Int’l Booker winner Han Kang says “this is just the beginning”

Posted on : 2016-05-25 17:27 KST Modified on : 2019-10-19 20:29 KST
With newfound fame, Han’s international profile is growing as translations of her work spread across the globe
Novelist Han Kang talking about her book “The Vegetarian”
Novelist Han Kang talking about her book “The Vegetarian”

After being awarded the Man Booker International Prize, South Korean writer Han Kang stressed the untapped potential of Korean literature.

“Good translators of Korean literature like Deborah Smith, who translated ‘The Vegetarian,’ are starting to appear all around the world. Foreign editors are also starting to get interested in Korean literature. I think this is the beginning,” Kang said during a press conference in Seoul on May 24.

Han described what it was like to participate in a workshop for translators in Norwich, England last year. “When I saw there were 10 ways to translate a single sentence into English, I realized that translation is very interesting and meaningful work.”

“In fiction, I think that the tone, which is to say how the writer’s voice feels, is important. In that sense, Deborah Smith’s translation accurately captured the tone that I had intended as the writer,” Han said when asked about the English translation of “The Vegetarian.”

“Since foreign readers might not be familiar with the setting of ‘Human Acts’ - the events in Gwangju in May 1980 - Deborah changed a half page or so at three points in the book,” Han said. “But she consulted with me by email on every sentence as she was translating it. As the writer, I believe that nothing is missing and that the book was meticulously edited.”

“We’ve signed contracts for the publishing rights for ’The Vegetarian‘ in 27 languages - including Malayalam, a minority language in southern India - and we’ve already sold the publishing rights for ‘Human Acts’ in 10 countries,” said Lee Gu-yong, president of KL Management and Han’s literary agent, who was also at the press conference. “Chinese publishers have agreed to release all of Han’s novels, including ‘Human Acts,’ which they had been reluctant to publish before.”

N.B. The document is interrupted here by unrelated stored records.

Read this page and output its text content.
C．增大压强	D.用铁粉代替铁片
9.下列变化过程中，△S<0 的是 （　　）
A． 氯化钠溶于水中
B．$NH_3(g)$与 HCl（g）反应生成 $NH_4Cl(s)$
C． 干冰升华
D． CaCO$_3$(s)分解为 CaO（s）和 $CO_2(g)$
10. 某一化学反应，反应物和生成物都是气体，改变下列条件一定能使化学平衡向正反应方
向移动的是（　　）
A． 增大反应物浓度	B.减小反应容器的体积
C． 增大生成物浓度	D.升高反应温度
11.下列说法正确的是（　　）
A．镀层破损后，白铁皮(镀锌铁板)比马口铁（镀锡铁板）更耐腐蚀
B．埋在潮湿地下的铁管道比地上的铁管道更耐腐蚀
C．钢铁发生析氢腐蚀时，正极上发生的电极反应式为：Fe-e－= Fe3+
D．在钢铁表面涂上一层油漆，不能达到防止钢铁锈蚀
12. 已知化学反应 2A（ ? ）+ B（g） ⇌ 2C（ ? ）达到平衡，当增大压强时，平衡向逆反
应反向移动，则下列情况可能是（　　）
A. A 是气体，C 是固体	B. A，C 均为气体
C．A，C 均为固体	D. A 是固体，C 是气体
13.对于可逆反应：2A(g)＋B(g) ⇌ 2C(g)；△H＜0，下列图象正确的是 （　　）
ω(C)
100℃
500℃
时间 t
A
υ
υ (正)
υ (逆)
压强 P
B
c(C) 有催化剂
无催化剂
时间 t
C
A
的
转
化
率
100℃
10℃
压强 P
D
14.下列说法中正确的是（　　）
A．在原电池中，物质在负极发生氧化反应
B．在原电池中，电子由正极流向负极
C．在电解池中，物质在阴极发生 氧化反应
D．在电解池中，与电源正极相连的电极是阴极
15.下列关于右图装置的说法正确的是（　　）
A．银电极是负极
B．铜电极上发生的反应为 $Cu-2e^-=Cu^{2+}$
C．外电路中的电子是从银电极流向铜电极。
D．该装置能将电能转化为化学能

“We‘re gaining some momentum in overseas sales, too. We printed 20,000 more copies of ‘The Vegetarian’ in England after it won the Man Booker prize, but those sold out over the past week, so we’ve agreed to print 20,000 more. And in the US, we‘ve moved forward work on the paperback from early November to Aug. 23,” Lee said.

 which recently won the Man Booker International Prize
which recently won the Man Booker International Prize

During the press conference on Tuesday, Kang described her literary oeuvre - ranging from ’The Vegetarian‘ (which was published in Korean in 2007 and in English last year) to her latest novel ‘The Elegy of Whiteness’ - as a series of questions. Her approach to writing fiction, Han said, was to pose a question in one work that she could answer in the next, which would end in yet another question.

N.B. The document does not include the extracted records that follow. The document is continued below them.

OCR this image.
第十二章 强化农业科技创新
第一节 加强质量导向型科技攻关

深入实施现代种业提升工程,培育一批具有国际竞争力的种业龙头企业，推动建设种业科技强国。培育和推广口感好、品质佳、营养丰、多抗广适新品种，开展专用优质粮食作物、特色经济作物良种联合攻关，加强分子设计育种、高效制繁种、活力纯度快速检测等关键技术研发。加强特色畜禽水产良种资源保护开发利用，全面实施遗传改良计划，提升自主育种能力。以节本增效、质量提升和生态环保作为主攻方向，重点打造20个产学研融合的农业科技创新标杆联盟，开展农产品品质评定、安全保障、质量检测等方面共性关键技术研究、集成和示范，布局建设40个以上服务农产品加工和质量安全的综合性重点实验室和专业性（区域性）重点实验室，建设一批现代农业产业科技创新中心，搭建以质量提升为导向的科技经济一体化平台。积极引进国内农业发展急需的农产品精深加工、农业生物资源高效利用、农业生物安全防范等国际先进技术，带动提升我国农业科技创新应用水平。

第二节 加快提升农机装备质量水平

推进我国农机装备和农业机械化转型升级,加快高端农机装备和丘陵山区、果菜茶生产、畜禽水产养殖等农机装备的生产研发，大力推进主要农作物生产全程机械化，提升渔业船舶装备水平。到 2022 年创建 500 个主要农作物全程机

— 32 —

“There are two novels that are linked to ‘Human Acts,’” Han said. “If ‘The Elegy of Whiteness’ is a more inward-looking book, then the novel I am writing at the moment, called ‘Spirit Trilogy,’ has more social context.”

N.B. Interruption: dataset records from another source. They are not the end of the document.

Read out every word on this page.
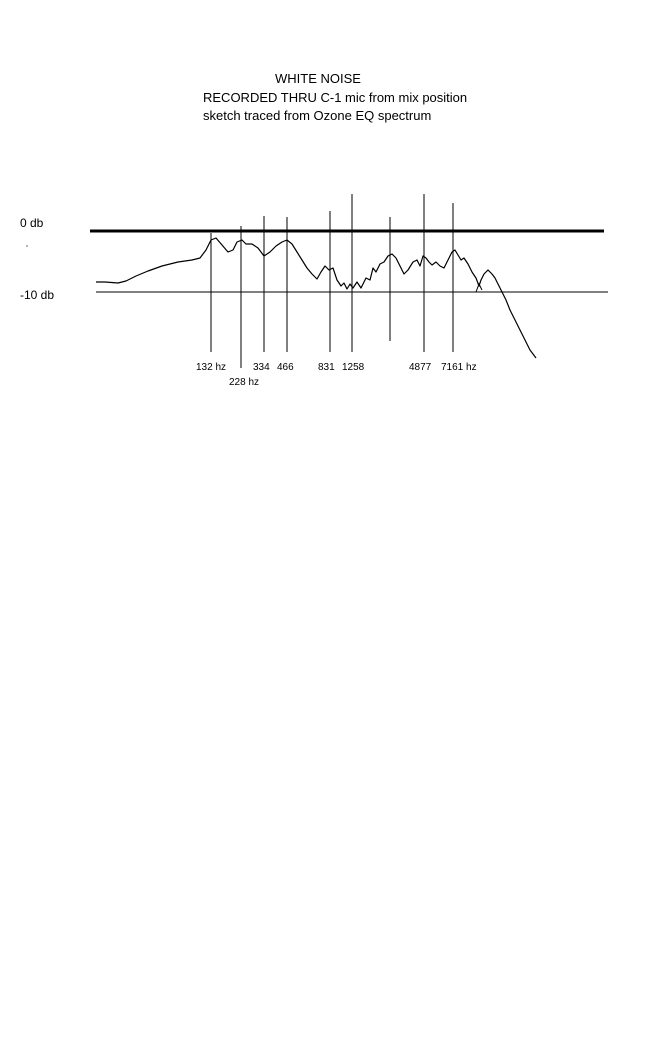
WHITE NOISE
RECORDED THRU C-1 mic from mix position
sketch traced from Ozone EQ spectrum
0 db
-10 db
132 hz
228 hz
334 466 831 1258	4877 7161 hz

“I wrote the first draft while I was staying in Warsaw, Poland, from the late summer until the winter of 2013. As I wrote it, I was thinking of someone who reminded me of that city, which had been bombed into oblivion by Nazi Germany in 1944,” Han said.

“I thought that this person might have been a woman who had lived for a brief time in this world before I was born and that if I could give her some part of life it would be white things. I had meant to write an essay but after a certain point I realized that it was fiction.”